Cerró las ventanas del chat para abrir el procesador, con la esperanza de que la novela brotara como un ojo de agua. Igual que otras noches, Jano se quedó con los dedos en el teclado. Escribía una frase e inmediatamente la borraba. Estaba ausente esa primera frase que lo ayudara a desbocarse por varias semanas. El cursor seguía latiendo, como un insecto. “Carajo, ni una palabra.” Finalmente, tomó el ratón para salir del sistema sin haber concebido nada.

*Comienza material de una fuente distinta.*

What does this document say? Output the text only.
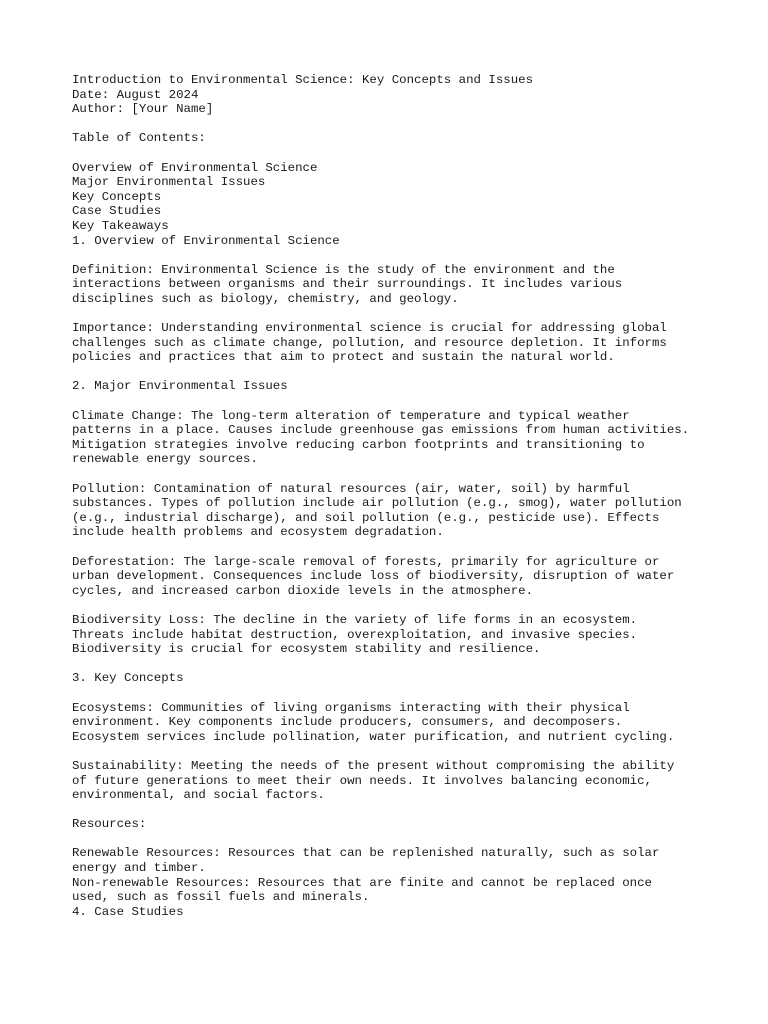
Introduction to Environmental Science: Key Concepts and Issues
Date: August 2024
Author: [Your Name]
Table of Contents:
Overview of Environmental Science
Major Environmental Issues
Key Concepts
Case Studies
Key Takeaways
1. Overview of Environmental Science
Definition: Environmental Science is the study of the environment and the
interactions between organisms and their surroundings. It includes various
disciplines such as biology, chemistry, and geology.
Importance: Understanding environmental science is crucial for addressing global
challenges such as climate change, pollution, and resource depletion. It informs
policies and practices that aim to protect and sustain the natural world.
2. Major Environmental Issues
Climate Change: The long-term alteration of temperature and typical weather
patterns in a place. Causes include greenhouse gas emissions from human activities.
Mitigation strategies involve reducing carbon footprints and transitioning to
renewable energy sources.
Pollution: Contamination of natural resources (air, water, soil) by harmful
substances. Types of pollution include air pollution (e.g., smog), water pollution
(e.g., industrial discharge), and soil pollution (e.g., pesticide use). Effects
include health problems and ecosystem degradation.
Deforestation: The large-scale removal of forests, primarily for agriculture or
urban development. Consequences include loss of biodiversity, disruption of water
cycles, and increased carbon dioxide levels in the atmosphere.
Biodiversity Loss: The decline in the variety of life forms in an ecosystem.
Threats include habitat destruction, overexploitation, and invasive species.
Biodiversity is crucial for ecosystem stability and resilience.
3. Key Concepts
Ecosystems: Communities of living organisms interacting with their physical
environment. Key components include producers, consumers, and decomposers.
Ecosystem services include pollination, water purification, and nutrient cycling.
Sustainability: Meeting the needs of the present without compromising the ability
of future generations to meet their own needs. It involves balancing economic,
environmental, and social factors.
Resources:
Renewable Resources: Resources that can be replenished naturally, such as solar
energy and timber.
Non-renewable Resources: Resources that are finite and cannot be replaced once
used, such as fossil fuels and minerals.
4. Case Studies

Entró a la recámara con sigilo. Sólo se escuchaba la respiración de Helena. Se inclinó un poco para observarla; acarició los cabellos. Rodeó la cama para quitarse la ropa. Quería dormir. En ese momento el techo era un buen espacio para buscar respuestas. Primero recorrió las aristas, después toda la superficie, de donde colgaba la lámpara que les había regalado su suegra. Desechó la imagen sustituyéndola por el recuerdo de que en la mañana se levantaría temprano. Planeó trabajar en la computadora desde las cinco de la mañana e incluso imaginó una decena de enunciados para arrancar su libro.